Then Child Protective Services arrived and wanted to separate Brando and me for the night. I’m not ashamed to admit I’d thrown a fit, yelling at the man who tried to take us, screaming at the cop who tried to forcibly calm me down.
A man had arrived.
Maybe “man” was an understatement.
He was huge like a giant out of Greek mythology. One hand could have easily palmed my entire head. Even the cops had stilled, prey poised for flight before a superior predator.
But the man, I learned later his name was Ezra, only went to the CPS agent and handed him a stack of papers. He was deaf, communicating on a small tablet as they conversed quietly together.
Ten minutes later, the reluctant agent took the papers, shot us a worried glance, and got back into his car to drive off.
Suddenly, I wished we were going with CPS.
But Ezra had simply introduced himself using his tablet and ushered us back into the house to pack our bags before taking us to the only nice hotel in our backwater town.
Brando and I sat curled up in one of the double beds, my little brother dozing and sniffling fitfully.
There had been a knock at the door and my heart gave a staggered attempt at taking flight, wondering if it was finally Tiernan.
It wasn’t.
Instead, a woman dressed like a Vogue advertisement opened the door, her dark red hair gleaming like rubies in the yellow light from the hall. She was beautiful and clearly wealthy, her expression blank as her eyes swept the room while she signed something to Ezra.
And then she saw us.
And that striking face broke open with sympathy.
All my life I’d seen that expression on people’s faces and hated it, but there was something about the way she approached us and extended a hand for us to shake that was devoid of pity.
Elena Lombardi was Tiernan’s lawyer, and she was there to facilitate the funeral arrangements and our placement with an appropriate guardian.
She was calm, efficient, and kind without being smothering. Talking to her made some of the tension knotting up my insides loosen and smooth away.

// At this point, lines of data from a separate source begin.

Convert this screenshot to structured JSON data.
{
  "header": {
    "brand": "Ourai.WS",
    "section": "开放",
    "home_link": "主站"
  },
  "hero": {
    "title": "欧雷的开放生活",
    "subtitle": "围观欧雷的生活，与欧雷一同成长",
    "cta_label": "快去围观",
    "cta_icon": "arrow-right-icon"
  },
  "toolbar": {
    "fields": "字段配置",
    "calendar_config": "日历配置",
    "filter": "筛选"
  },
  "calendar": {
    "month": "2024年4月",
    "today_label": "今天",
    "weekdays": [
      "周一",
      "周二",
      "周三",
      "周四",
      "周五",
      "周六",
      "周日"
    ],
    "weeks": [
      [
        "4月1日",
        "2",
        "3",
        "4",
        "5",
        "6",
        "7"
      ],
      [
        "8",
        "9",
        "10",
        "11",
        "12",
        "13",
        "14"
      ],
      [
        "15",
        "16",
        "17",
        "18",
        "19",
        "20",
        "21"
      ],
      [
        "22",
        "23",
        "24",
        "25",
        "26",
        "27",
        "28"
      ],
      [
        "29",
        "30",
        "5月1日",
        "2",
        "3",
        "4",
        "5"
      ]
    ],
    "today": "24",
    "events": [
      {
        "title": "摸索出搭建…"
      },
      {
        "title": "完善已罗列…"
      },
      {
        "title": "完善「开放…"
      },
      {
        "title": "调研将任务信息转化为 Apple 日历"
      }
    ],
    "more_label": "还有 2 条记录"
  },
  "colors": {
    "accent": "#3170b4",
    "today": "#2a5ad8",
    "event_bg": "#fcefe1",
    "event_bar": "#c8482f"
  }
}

I doubted they would be able to track down our degenerate uncle who had disappeared on us years ago so we would probably be placed with foster parents or, best-case scenario, a nice couple looking to adopt. When I swore I wouldn’t be parted from Brando, Elena had only smiled slightly and place a manicured hand on my shin beneath the blanket.
“I didn’t think for one moment you would,” she assured. “I’m here to look after your best interests. Don’t worry, Bianca.”
But I was worried.
I was worried as I lay in the dark that night listening to Brando moan through his nightmares, insomnia plaguing me because I couldn’t shake the feeling I’d wake up to my brother dead beside me the way I’d found my mother that morning.

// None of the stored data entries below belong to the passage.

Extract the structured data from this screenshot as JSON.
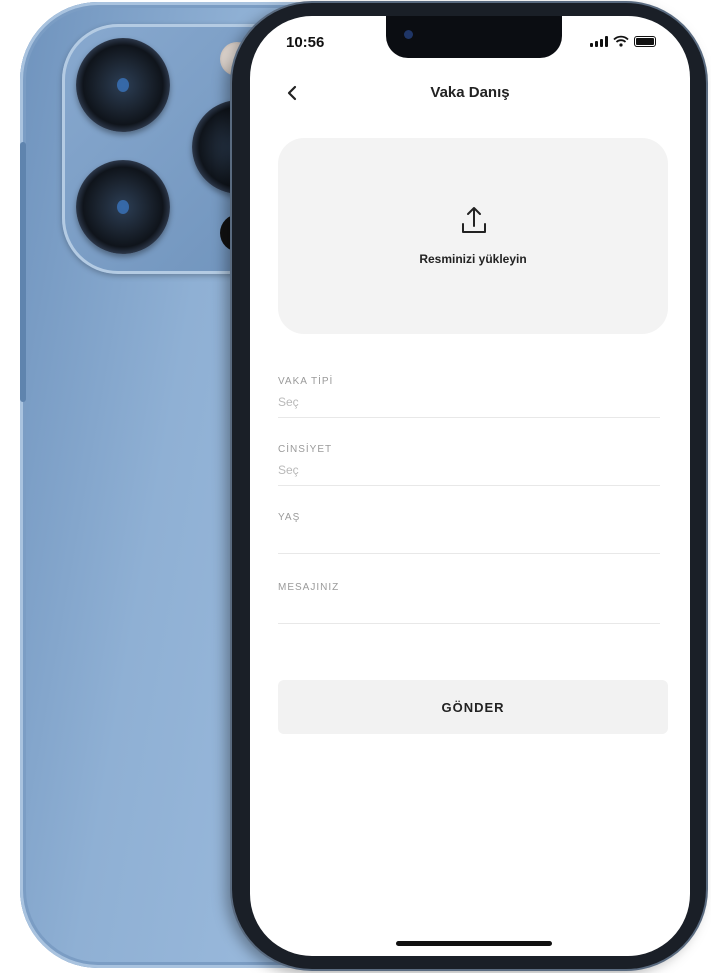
{
  "status_bar": {
    "time": "10:56",
    "icons": [
      "signal-icon",
      "wifi-icon",
      "battery-icon"
    ]
  },
  "header": {
    "back_icon": "chevron-left-icon",
    "title": "Vaka Danış"
  },
  "upload": {
    "icon": "upload-icon",
    "label": "Resminizi yükleyin"
  },
  "form": {
    "fields": [
      {
        "label": "VAKA TİPİ",
        "value": "Seç"
      },
      {
        "label": "CİNSİYET",
        "value": "Seç"
      },
      {
        "label": "YAŞ",
        "value": ""
      },
      {
        "label": "MESAJINIZ",
        "value": ""
      }
    ],
    "submit_label": "GÖNDER"
  },
  "colors": {
    "phone_body": "#8fb0d4",
    "upload_bg": "#f3f3f3",
    "button_bg": "#f2f2f2",
    "label_gray": "#9a9a9a"
  }
}
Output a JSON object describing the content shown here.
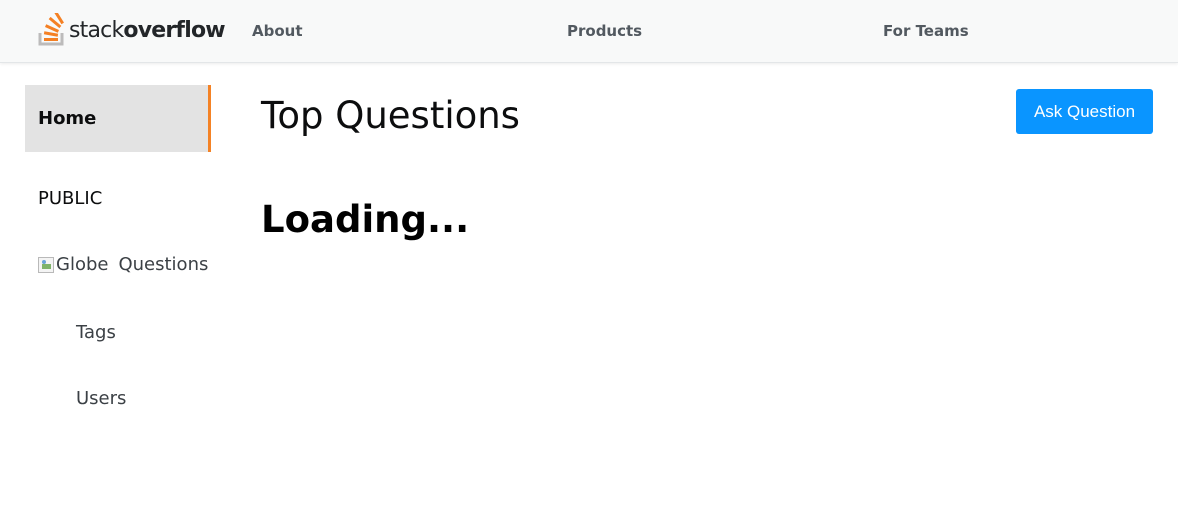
{
  "header": {
    "logo": {
      "text_regular": "stack",
      "text_bold": "overflow",
      "icon": "stackoverflow-logo-icon"
    },
    "nav": [
      {
        "label": "About"
      },
      {
        "label": "Products"
      },
      {
        "label": "For Teams"
      }
    ]
  },
  "sidebar": {
    "home_label": "Home",
    "section_label": "PUBLIC",
    "questions": {
      "broken_image_alt": "Globe",
      "label": "Questions"
    },
    "tags_label": "Tags",
    "users_label": "Users"
  },
  "main": {
    "title": "Top Questions",
    "ask_button": "Ask Question",
    "status": "Loading..."
  },
  "colors": {
    "accent_orange": "#f48225",
    "button_blue": "#0a95ff",
    "topbar_bg": "#f8f9f9",
    "active_item_bg": "#e3e3e3"
  }
}
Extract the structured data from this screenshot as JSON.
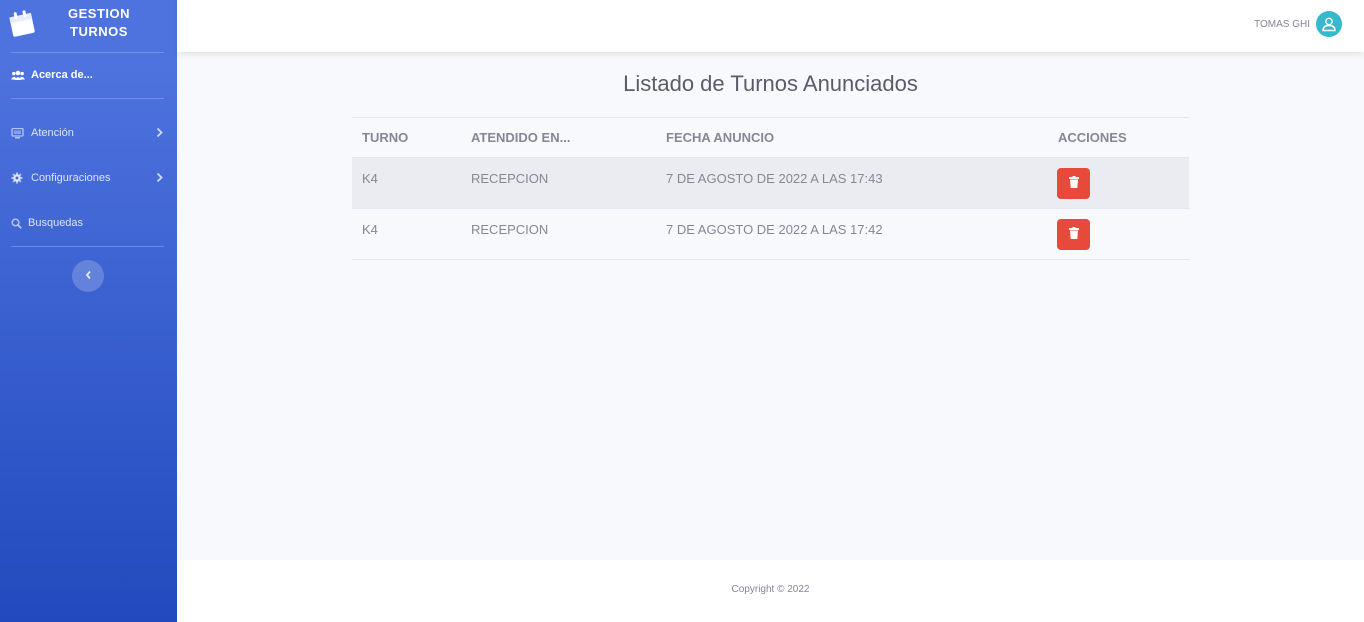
{
  "brand": {
    "line1": "GESTION",
    "line2": "TURNOS",
    "icon": "calendar-icon"
  },
  "sidebar": {
    "items": [
      {
        "label": "Acerca de...",
        "icon": "users-icon",
        "active": true
      },
      {
        "label": "Atención",
        "icon": "desktop-icon",
        "has_submenu": true
      },
      {
        "label": "Configuraciones",
        "icon": "gear-icon",
        "has_submenu": true
      },
      {
        "label": "Busquedas",
        "icon": "search-icon"
      }
    ]
  },
  "topbar": {
    "user_name": "TOMAS GHI",
    "avatar_icon": "user-icon"
  },
  "main": {
    "title": "Listado de Turnos Anunciados",
    "table": {
      "headers": [
        "TURNO",
        "ATENDIDO EN...",
        "FECHA ANUNCIO",
        "ACCIONES"
      ],
      "rows": [
        {
          "turno": "K4",
          "atendido_en": "RECEPCION",
          "fecha": "7 DE AGOSTO DE 2022 A LAS 17:43",
          "action_icon": "trash-icon"
        },
        {
          "turno": "K4",
          "atendido_en": "RECEPCION",
          "fecha": "7 DE AGOSTO DE 2022 A LAS 17:42",
          "action_icon": "trash-icon"
        }
      ]
    }
  },
  "footer": {
    "copyright": "Copyright © 2022"
  },
  "colors": {
    "sidebar_top": "#4e73df",
    "sidebar_bottom": "#224abe",
    "danger": "#e74a3b",
    "avatar": "#36b9cc"
  }
}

I worried because Tiernan was not a good guy. Everything in my gut screamed at me that I’d made a deal with a demon, the terms unknown to me.
When he didn’t show up the next day as we had meetings with a funeral director and CPS, or the next when we picked the flowers and the clothes Aida would be buried in, the anxiety only grew.
I couldn’t sleep.
I couldn’t relax.
I felt stalked by the unknown, by the inevitable conclusion to the deal we’d struck.

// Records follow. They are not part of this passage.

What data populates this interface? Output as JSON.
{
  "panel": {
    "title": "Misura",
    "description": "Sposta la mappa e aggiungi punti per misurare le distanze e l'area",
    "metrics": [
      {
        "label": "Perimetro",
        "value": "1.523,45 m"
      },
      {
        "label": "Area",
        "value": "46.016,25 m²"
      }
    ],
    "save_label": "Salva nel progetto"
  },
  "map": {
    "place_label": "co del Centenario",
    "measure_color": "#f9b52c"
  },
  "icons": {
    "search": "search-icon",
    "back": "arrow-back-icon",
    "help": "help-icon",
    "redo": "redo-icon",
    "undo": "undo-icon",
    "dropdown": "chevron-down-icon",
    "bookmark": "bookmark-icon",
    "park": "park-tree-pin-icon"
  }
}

What kind of payment would Tiernan demand for stepping in to help Brando and me in our time of need?
The mechanical thrum of the casket lowering into the earth pulled my attention back to the moment, my eyes fixed on the glossy black wood as it descended.
Brando whimpered at my side, tucking his head into my arm as if the sight of Aida going into the ground was a horror film he was too young to watch. I wrapped my arm around him and hugged him into my side, wishing fervently that I could take this misery from him. My throat was dry and painful as I swallowed roughly.
“Amen,” the Priest called to God.
“Amen,” everyone echoed.
* * *
We weren’t having a reception after the funeral, so people lined up to pay their respects to Brando and me. Elena stood behind us with Ezra, the two of them sentries watching over us. Watching us for Tiernan.
Where the hell was he?
Would we be passed off to some random family in some new town and never see anyone we’d ever known again?
My heart spasmed so hard, I couldn’t breathe.
It was hard not to believe that every dream I’d ever harbored had perished with Aida.
No family. No New York.
I probably wouldn’t be able to go to NYU after all. In six months when I turned eighteen, I’d get a job and try to apply for sole guardianship of Brando. I couldn’t work and take care of him while I was in college. I was smart and resourceful, but despite what Brando liked to call me, I wasn’t Wonder Woman.